Dear Seeking Light,
My understanding is that yoga is not a religion, but there is certainly cause for confusion. One main reason for this is the proximity of Hinduism to the origins of yoga, and the common blending of the two systems by practitioners in both India and the West. We often hear about Hindu gods from our yoga teachers, and stories from the Hindu epics, The Ramayana and Mahabharata, are told in a yogic context. We also practice poses named after characters in these epics, like Hanuman and Virabhadra. It’s easy to believe that yoga is a religion, which can be defined as “the belief in and worship of a superhuman controlling power, especially a God or gods.”
However, as an article at swamij.com says, there is yoga in religion, but there is no religion in yoga. The state of being that is called yoga, and the range of practices to attain it, are not found only in yoga. Spiritual seekers in every spiritual tradition have had interest in its gift—the still and present mind and the ability to see clearly. What yoga does not have is any doctrine or dogma that prescribes a relationship to a God or goddess.
The practices of yoga, explored and honed over several millennia, are explorations of the human experience. They are ways for the practitioner to integrate, or find union, which is one of the definitions of yoga. This desire is also a common theme in religion, although it is more often expressed as union with the divine.

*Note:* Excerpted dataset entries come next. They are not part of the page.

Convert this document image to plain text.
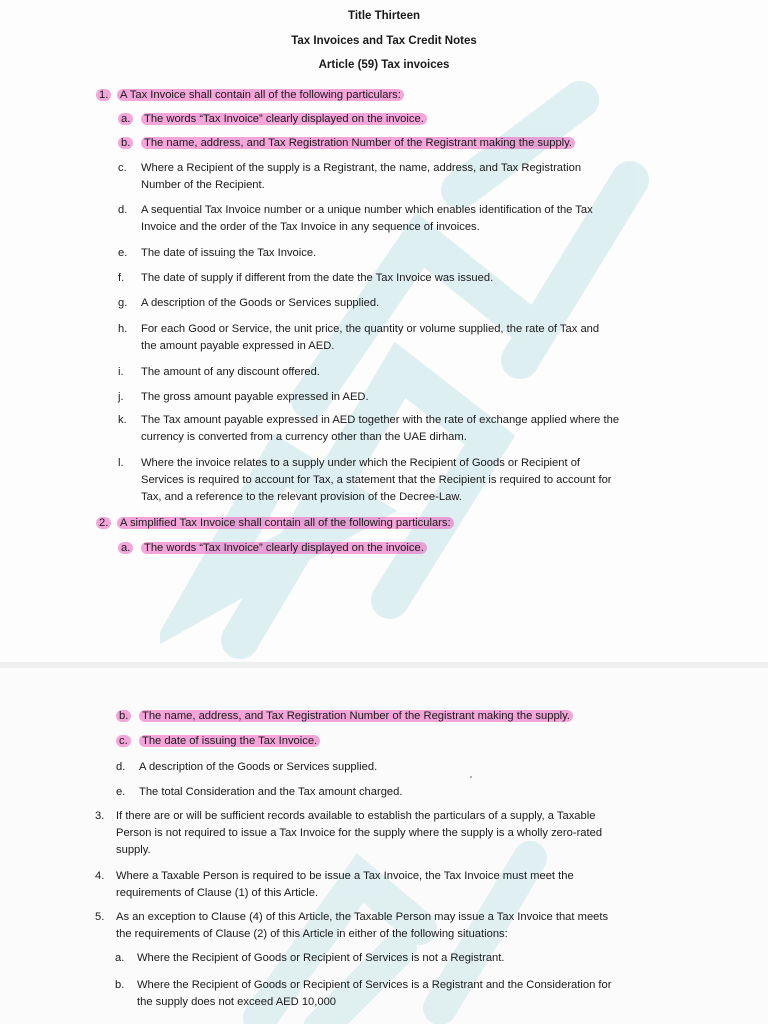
Title Thirteen
Tax Invoices and Tax Credit Notes
Article (59) Tax invoices
1. A Tax Invoice shall contain all of the following particulars:
a. The words “Tax Invoice” clearly displayed on the invoice.
b. The name, address, and Tax Registration Number of the Registrant making the supply.
c. Where a Recipient of the supply is a Registrant, the name, address, and Tax Registration
Number of the Recipient.
d. A sequential Tax Invoice number or a unique number which enables identification of the Tax
Invoice and the order of the Tax Invoice in any sequence of invoices.
e. The date of issuing the Tax Invoice.
f. The date of supply if different from the date the Tax Invoice was issued.
g. A description of the Goods or Services supplied.
h. For each Good or Service, the unit price, the quantity or volume supplied, the rate of Tax and
the amount payable expressed in AED.
i. The amount of any discount offered.
j. The gross amount payable expressed in AED.
k. The Tax amount payable expressed in AED together with the rate of exchange applied where the
currency is converted from a currency other than the UAE dirham.
l. Where the invoice relates to a supply under which the Recipient of Goods or Recipient of
Services is required to account for Tax, a statement that the Recipient is required to account for
Tax, and a reference to the relevant provision of the Decree-Law.
2. A simplified Tax Invoice shall contain all of the following particulars:
a. The words “Tax Invoice” clearly displayed on the invoice.
b. The name, address, and Tax Registration Number of the Registrant making the supply.
c. The date of issuing the Tax Invoice.
d. A description of the Goods or Services supplied.
e. The total Consideration and the Tax amount charged.
3. If there are or will be sufficient records available to establish the particulars of a supply, a Taxable
Person is not required to issue a Tax Invoice for the supply where the supply is a wholly zero-rated
supply.
4. Where a Taxable Person is required to be issue a Tax Invoice, the Tax Invoice must meet the
requirements of Clause (1) of this Article.
5. As an exception to Clause (4) of this Article, the Taxable Person may issue a Tax Invoice that meets
the requirements of Clause (2) of this Article in either of the following situations:
a. Where the Recipient of Goods or Recipient of Services is not a Registrant.
b. Where the Recipient of Goods or Recipient of Services is a Registrant and the Consideration for
the supply does not exceed AED 10,000
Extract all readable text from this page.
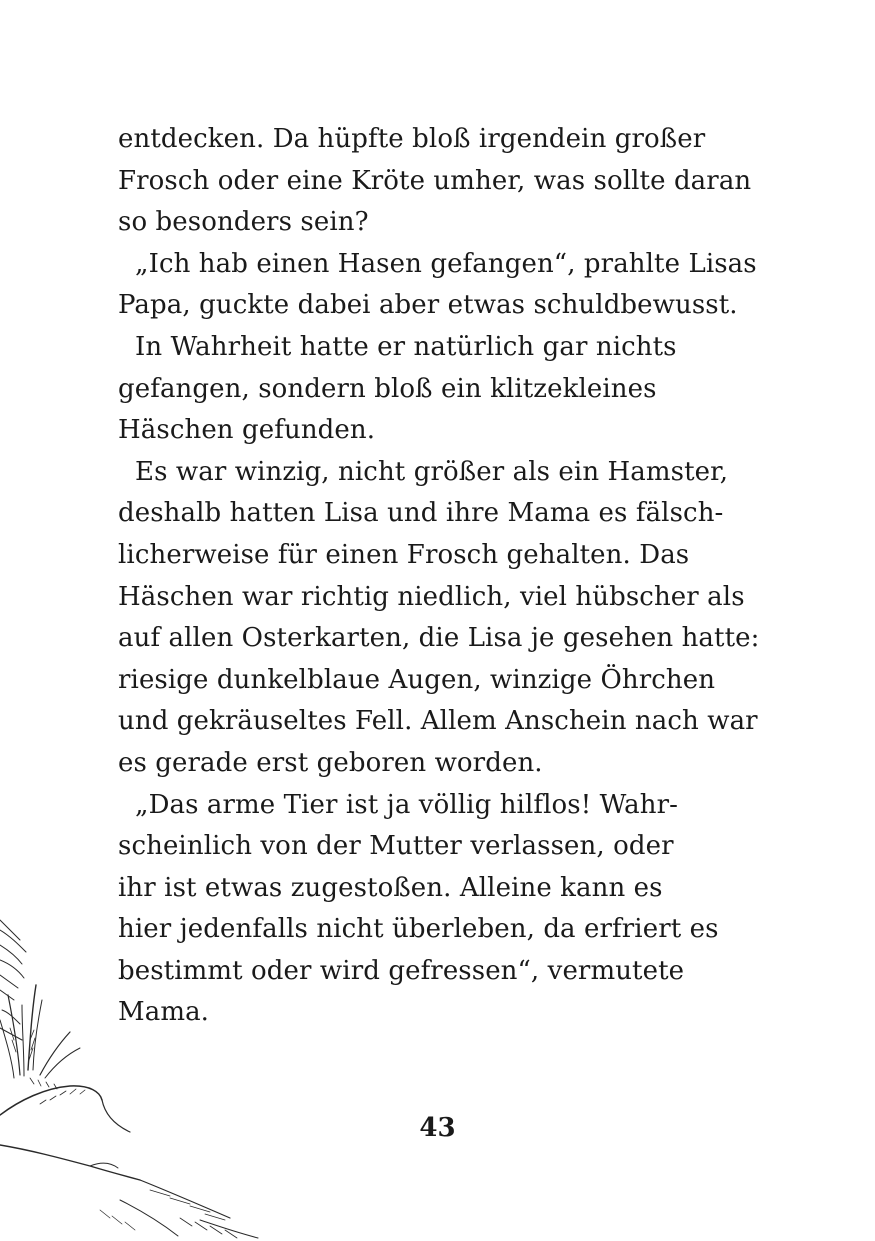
entdecken. Da hüpfte bloß irgendein großer
Frosch oder eine Kröte umher, was sollte daran
so besonders sein?
„Ich hab einen Hasen gefangen“, prahlte Lisas
Papa, guckte dabei aber etwas schuldbewusst.
In Wahrheit hatte er natürlich gar nichts
gefangen, sondern bloß ein klitzekleines
Häschen gefunden.
Es war winzig, nicht größer als ein Hamster,
deshalb hatten Lisa und ihre Mama es fälsch-
licherweise für einen Frosch gehalten. Das
Häschen war richtig niedlich, viel hübscher als
auf allen Osterkarten, die Lisa je gesehen hatte:
riesige dunkelblaue Augen, winzige Öhrchen
und gekräuseltes Fell. Allem Anschein nach war
es gerade erst geboren worden.
„Das arme Tier ist ja völlig hilflos! Wahr-
scheinlich von der Mutter verlassen, oder
ihr ist etwas zugestoßen. Alleine kann es
hier jedenfalls nicht überleben, da erfriert es
bestimmt oder wird gefressen“, vermutete
Mama.
43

One teacher I studied with had the answer that yoga could be a supportive practice for any religion. Yoga can help us to become more clear-minded, and this clarity will serve us in any practice of worship and prayer, but there is not a God in yoga. This same teacher also warned that any religion that claimed to have THE answers, and be the only path, was one to run from with all one’s strength (but that’s another issue).
Here in Seattle, which has been called one of the least religious cities in America, yoga instructors might feel more latitude to teach a more overt spirituality because there is less concern that their students will have conflict with their religious practice. I have friends who teach in other areas with a stronger faith-based population and they speak to teaching very basic, non-spiritual yoga. But in my experience, many students are coming specifically for the spiritual aspect (even if they don’t know it!). They might connect to the stories of Indian mythology, not unlike many of us who relate to Greek and/or Roman mythology. Or they are just looking for greater meaning and purpose in life, a hunger religion can sometimes satisfy.
At any rate, there is certainly a range of how yoga is presented, and any practitioner should take the time to find a teacher that matches the level of spiritual guidance they are seeking within yoga. Some want to work on their tight hamstrings; others want self-realization. There’s something for everyone within the broad range of yoga practices, but rest assured, yoga is not a religion.